Accueil > Juridique, Presse, Web > Mettre en demeure un hébergeur ? Il faut être très précis !

Mettre en demeure un hébergeur ? Il faut être très précis !

13 novembre, 2008

La LCEN a mis en place un régime particulier de responsabilité pour l’hébergeur de contenus sur internet. Dans le cadre de ce régime particulier, une personne, visée par des propos qu’elle estimait ou diffamants ou injurieux a mis en demeure puis sommé l’hébergeur du blog abritant les propos de les retirer. Devant le refus de l’hébergeur de retirer les propos incriminés cette personne a estimé que l’hébergeur était responsable de ces propos dans la mesure où il en avait connaissance suite à sa mise en demeure.

L’article 6.I.5 de la LCEN dispose que « La connaissance des faits litigieux est présumée acquise par les personnes désignées au 2 lorsqu’il leur est notifié les éléments suivants :

  • la date de la notification ;
  • si le notifiant est une personne physique :
  • ses nom, prénoms, profession, domicile, nationalité, date et lieu de naissance ;
  • si le requérant est une personne morale : sa forme, sa dénomination, son siège social et l’organe qui la représente légalement ; les nom et domicile du destinataire ou, s’il s’agit d’une personne morale, sa dénomination et son siège social ;
  • la description des faits litigieux et leur localisation précise ; les motifs pour lesquels le contenu doit être retiré, comprenant la mention des dispositions légales et des justifications de faits ;
  • la copie de la correspondance adressée à l’auteur ou à l’éditeur des informations ou activités litigieuses demandant leur interruption, leur retrait ou leur modification, ou la justification de ce que l’auteur ou l’éditeur n’a pu être contacté« .
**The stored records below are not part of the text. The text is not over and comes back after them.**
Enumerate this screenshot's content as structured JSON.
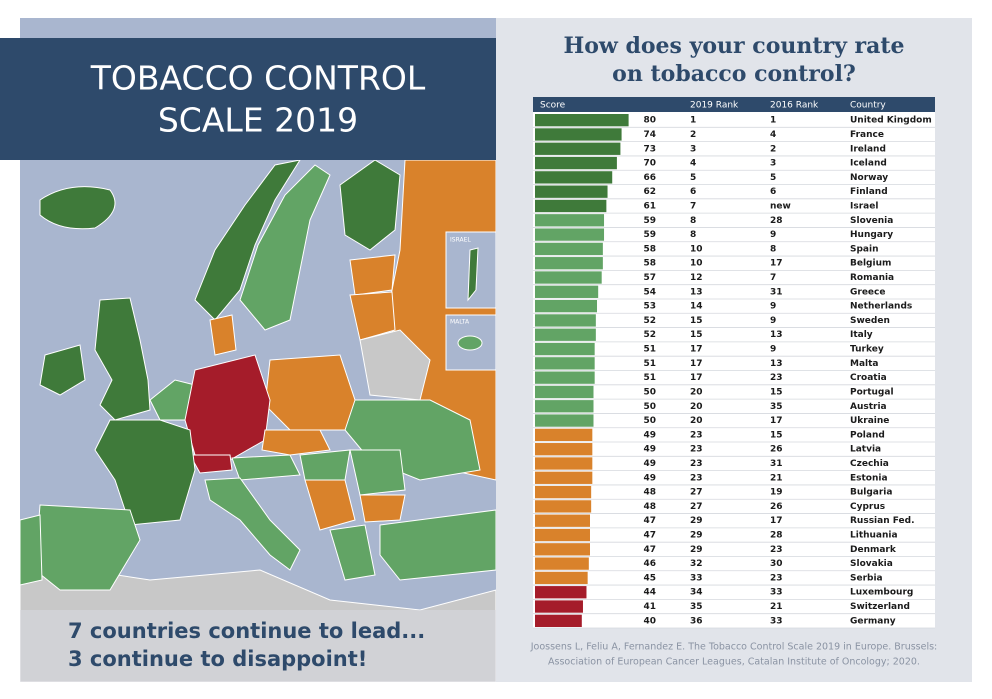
{
  "header": {
    "title_lines": [
      "TOBACCO CONTROL",
      "SCALE 2019"
    ],
    "tagline_lines": [
      "7 countries continue to lead...",
      "3 continue to disappoint!"
    ]
  },
  "map": {
    "inset_labels": [
      "ISRAEL",
      "MALTA"
    ]
  },
  "panel": {
    "heading_lines": [
      "How does your country rate",
      "on tobacco control?"
    ],
    "citation_lines": [
      "Joossens L, Feliu A, Fernandez E. The Tobacco Control Scale 2019 in Europe. Brussels:",
      "Association of European Cancer Leagues, Catalan Institute of Oncology; 2020."
    ]
  },
  "table": {
    "columns": [
      "Score",
      "2019 Rank",
      "2016 Rank",
      "Country"
    ],
    "rows": [
      {
        "score": 80,
        "rank_2019": 1,
        "rank_2016": 1,
        "country": "United Kingdom",
        "color": "#3f7a3a"
      },
      {
        "score": 74,
        "rank_2019": 2,
        "rank_2016": 4,
        "country": "France",
        "color": "#3f7a3a"
      },
      {
        "score": 73,
        "rank_2019": 3,
        "rank_2016": 2,
        "country": "Ireland",
        "color": "#3f7a3a"
      },
      {
        "score": 70,
        "rank_2019": 4,
        "rank_2016": 3,
        "country": "Iceland",
        "color": "#3f7a3a"
      },
      {
        "score": 66,
        "rank_2019": 5,
        "rank_2016": 5,
        "country": "Norway",
        "color": "#3f7a3a"
      },
      {
        "score": 62,
        "rank_2019": 6,
        "rank_2016": 6,
        "country": "Finland",
        "color": "#3f7a3a"
      },
      {
        "score": 61,
        "rank_2019": 7,
        "rank_2016": "new",
        "country": "Israel",
        "color": "#3f7a3a"
      },
      {
        "score": 59,
        "rank_2019": 8,
        "rank_2016": 28,
        "country": "Slovenia",
        "color": "#62a465"
      },
      {
        "score": 59,
        "rank_2019": 8,
        "rank_2016": 9,
        "country": "Hungary",
        "color": "#62a465"
      },
      {
        "score": 58,
        "rank_2019": 10,
        "rank_2016": 8,
        "country": "Spain",
        "color": "#62a465"
      },
      {
        "score": 58,
        "rank_2019": 10,
        "rank_2016": 17,
        "country": "Belgium",
        "color": "#62a465"
      },
      {
        "score": 57,
        "rank_2019": 12,
        "rank_2016": 7,
        "country": "Romania",
        "color": "#62a465"
      },
      {
        "score": 54,
        "rank_2019": 13,
        "rank_2016": 31,
        "country": "Greece",
        "color": "#62a465"
      },
      {
        "score": 53,
        "rank_2019": 14,
        "rank_2016": 9,
        "country": "Netherlands",
        "color": "#62a465"
      },
      {
        "score": 52,
        "rank_2019": 15,
        "rank_2016": 9,
        "country": "Sweden",
        "color": "#62a465"
      },
      {
        "score": 52,
        "rank_2019": 15,
        "rank_2016": 13,
        "country": "Italy",
        "color": "#62a465"
      },
      {
        "score": 51,
        "rank_2019": 17,
        "rank_2016": 9,
        "country": "Turkey",
        "color": "#62a465"
      },
      {
        "score": 51,
        "rank_2019": 17,
        "rank_2016": 13,
        "country": "Malta",
        "color": "#62a465"
      },
      {
        "score": 51,
        "rank_2019": 17,
        "rank_2016": 23,
        "country": "Croatia",
        "color": "#62a465"
      },
      {
        "score": 50,
        "rank_2019": 20,
        "rank_2016": 15,
        "country": "Portugal",
        "color": "#62a465"
      },
      {
        "score": 50,
        "rank_2019": 20,
        "rank_2016": 35,
        "country": "Austria",
        "color": "#62a465"
      },
      {
        "score": 50,
        "rank_2019": 20,
        "rank_2016": 17,
        "country": "Ukraine",
        "color": "#62a465"
      },
      {
        "score": 49,
        "rank_2019": 23,
        "rank_2016": 15,
        "country": "Poland",
        "color": "#d9822b"
      },
      {
        "score": 49,
        "rank_2019": 23,
        "rank_2016": 26,
        "country": "Latvia",
        "color": "#d9822b"
      },
      {
        "score": 49,
        "rank_2019": 23,
        "rank_2016": 31,
        "country": "Czechia",
        "color": "#d9822b"
      },
      {
        "score": 49,
        "rank_2019": 23,
        "rank_2016": 21,
        "country": "Estonia",
        "color": "#d9822b"
      },
      {
        "score": 48,
        "rank_2019": 27,
        "rank_2016": 19,
        "country": "Bulgaria",
        "color": "#d9822b"
      },
      {
        "score": 48,
        "rank_2019": 27,
        "rank_2016": 26,
        "country": "Cyprus",
        "color": "#d9822b"
      },
      {
        "score": 47,
        "rank_2019": 29,
        "rank_2016": 17,
        "country": "Russian Fed.",
        "color": "#d9822b"
      },
      {
        "score": 47,
        "rank_2019": 29,
        "rank_2016": 28,
        "country": "Lithuania",
        "color": "#d9822b"
      },
      {
        "score": 47,
        "rank_2019": 29,
        "rank_2016": 23,
        "country": "Denmark",
        "color": "#d9822b"
      },
      {
        "score": 46,
        "rank_2019": 32,
        "rank_2016": 30,
        "country": "Slovakia",
        "color": "#d9822b"
      },
      {
        "score": 45,
        "rank_2019": 33,
        "rank_2016": 23,
        "country": "Serbia",
        "color": "#d9822b"
      },
      {
        "score": 44,
        "rank_2019": 34,
        "rank_2016": 33,
        "country": "Luxembourg",
        "color": "#a51c2a"
      },
      {
        "score": 41,
        "rank_2019": 35,
        "rank_2016": 21,
        "country": "Switzerland",
        "color": "#a51c2a"
      },
      {
        "score": 40,
        "rank_2019": 36,
        "rank_2016": 33,
        "country": "Germany",
        "color": "#a51c2a"
      }
    ]
  }
}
En conséquence, un hébergeur pourra être tenu pour responsable de contenus illicites dès qu’il en aura connaissance. Cette responsabilité doit, pour pouvoir être mise en œuvre être précédée d’une mise en demeure ou d’une sommation. Cette mise en demeure doit répondre a un certain nombre de critères pour être recevable. Le signalement doit donc être très précis sur les propos visés et le texte de loi visé. Un signalement qui se bornerait à indiquer de manière vague et non étayée à un hébergeur que des propos diffamants ou injurieux figurent sur un de ses sites n’est pas suffisant pour mettre en cause sa responsabilité.
Au delà de cette mise en demeure, l’hébergeur est en droit de ne pas retirer le contenu mis en cause s’il estime que ce contenu n’est pas illicite. Dans ce cas, ce sera au juge de trancher sur le caractère illicite ou non du contenu et dès lors mettre en cause l’hébergeur qui n’aurait pas retiré le contenu litigieux.
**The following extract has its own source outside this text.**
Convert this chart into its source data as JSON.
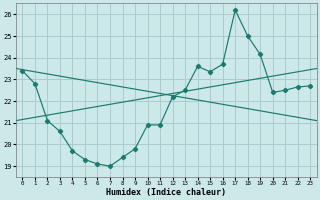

En conclusion, si la mise en demeure est trop vague et ne permet pas à l’hébergeur de savoir quel contenu est précisément visé, sa responsabilité ne pourra pas être mise en cause. C’est d’ailleurs ce qui ressort de la lecture du jugement du 13 octobre 2008 rendu par le TGI de Paris qui dispose que « la responsabilité de l’hébergeur n’est pas engagée puisqu’il ne peut lui être reproché, en l’espèce, d’avoir eu connaissance du caractère manifestement illicite des informations stockées, ni de ne pas avoir agi promptement au moment où il en a eu connaissance, dès lors que ni la mise en demeure du 16 avril 2008, ni la sommation du 18 avril ne satisfaisaient aux conditions légales, les formalités prévues par l’article 6.I.5 de la loi du 21 juin 2004 pour la confiance dans l’économie numérique n’ayant pas été respectées au cas présent. »
Il est donc important de s’entourer d’un professionnel avant de mettre en demeure un hébergeur au risque de perdre une chance de voir retirer des propos illicites.